The man gave her a sugary-sweet smile. “I’ll be perfectly honest with you, Miss…”
“Wilson,” she supplied.
“Miss Wilson,” he said. “Only women ever buy this piece, and they invariably return it and want their money back.”
She turned the planter over and around, searching for cracks and not finding any. “What’s wrong with it?”
“The ladies never say, and I don’t question them. I like to keep my customers happy.”
“I see,” she said. Although she didn’t. Not at all. Not knowing its true origins or value, she wouldn’t pay much more for this piece. But twenty dollars? What the heck?
“I get tired of dusting it,” the man said. “For twenty dollars, you can dust it for a while.”
“Fine. I will.” She turned toward Ginger. “What should we plant in this?
“An asparagus fern would look like crazy green hair,” Ginger said.
“Or a really phallic cactus.”
“Oh, you mustn’t plant anything in it,” the man said. “Unless you want the plant to die.”
“What, is it toxic?” Katy set the planter back on the display table.
“Not at all, but you can’t get it wet, so you can’t water the plant.” The man handed it back to her. “Otherwise, it’s perfectly safe.”
Ginger stared at the planter and then the man. “What do you mean ‘otherwise’?”
“It’s cursed.” The man smiled and played with his mustache again.

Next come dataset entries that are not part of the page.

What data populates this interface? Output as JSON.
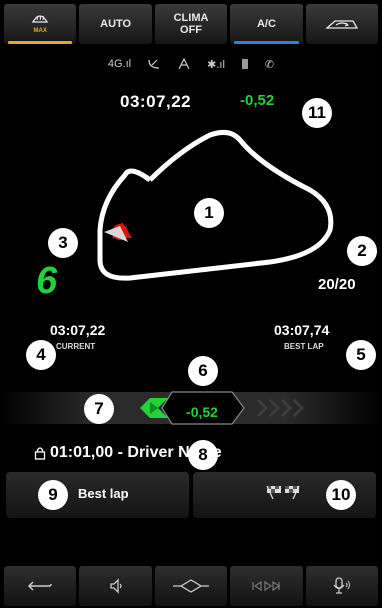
{
  "climate_bar": {
    "defrost": {
      "icon": "windshield-defrost-icon",
      "label": "MAX"
    },
    "auto": "AUTO",
    "clima_off": "CLIMA OFF",
    "ac": "A/C",
    "recirc": {
      "icon": "air-recirculation-icon"
    }
  },
  "status_bar": {
    "network": "4G",
    "icons": [
      "signal-bars-icon",
      "satellite-dish-icon",
      "gps-icon",
      "bluetooth-icon",
      "phone-battery-icon",
      "phone-icon"
    ]
  },
  "top": {
    "lap_time": "03:07,22",
    "delta": "-0,52"
  },
  "track": {
    "gear": "6",
    "lap_counter": "20/20"
  },
  "times": {
    "current": {
      "time": "03:07,22",
      "label": "CURRENT"
    },
    "best": {
      "time": "03:07,74",
      "label": "BEST LAP"
    }
  },
  "delta_bar": {
    "value": "-0,52"
  },
  "driver": {
    "text": "01:01,00 - Driver Name"
  },
  "cards": {
    "left_label": "Best lap",
    "right_icon": "checkered-flags-icon"
  },
  "badges": {
    "track": "1",
    "lap_counter": "2",
    "gear": "3",
    "current": "4",
    "best": "5",
    "delta_label": "6",
    "delta_bar": "7",
    "driver": "8",
    "best_lap_card": "9",
    "flag_card": "10",
    "top_time": "11"
  },
  "navbar": {
    "icons": [
      "back-icon",
      "volume-icon",
      "home-icon",
      "media-skip-icon",
      "voice-mic-icon"
    ]
  },
  "colors": {
    "accent_green": "#22d23a",
    "defrost_orange": "#e7a52a",
    "ac_blue": "#2f7fe0"
  }
}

Ginger’s eyes widened. “Wow.”
“Oh, come on,” Katy said.
“You don’t believe in curses, Miss Wilson?” If the man’s mustache had had a long enough end, he’d be twirling it by now.
“I don’t,” she said. “Especially about little men who cost twenty dollars.”
“I hardly believed it myself until an old woman came into my shop one day and recognized it. She claimed the curse was why my customers kept returning it,” he said. “She told me there’d been a death associated with it.”
“Did it kill any of the women who bought it from you?” Ginger asked.
“Not a one, but I’ll tell you…“ The man leaned toward them as if trying to keep the story secret when, in fact, there wasn’t anyone else in the shop. “They didn’t seem normal. They had a look in their eyes…”
Ginger got caught up in his BS, inclining her head toward his. “What kind of look?”
“Feverish,” he said, almost in a whisper. “Obsessed.”
“I promise not to get obsessed with him, even if he is decently hung,” Katy said.
“Fine,” the man said. “Keep him dry, and don’t return him.”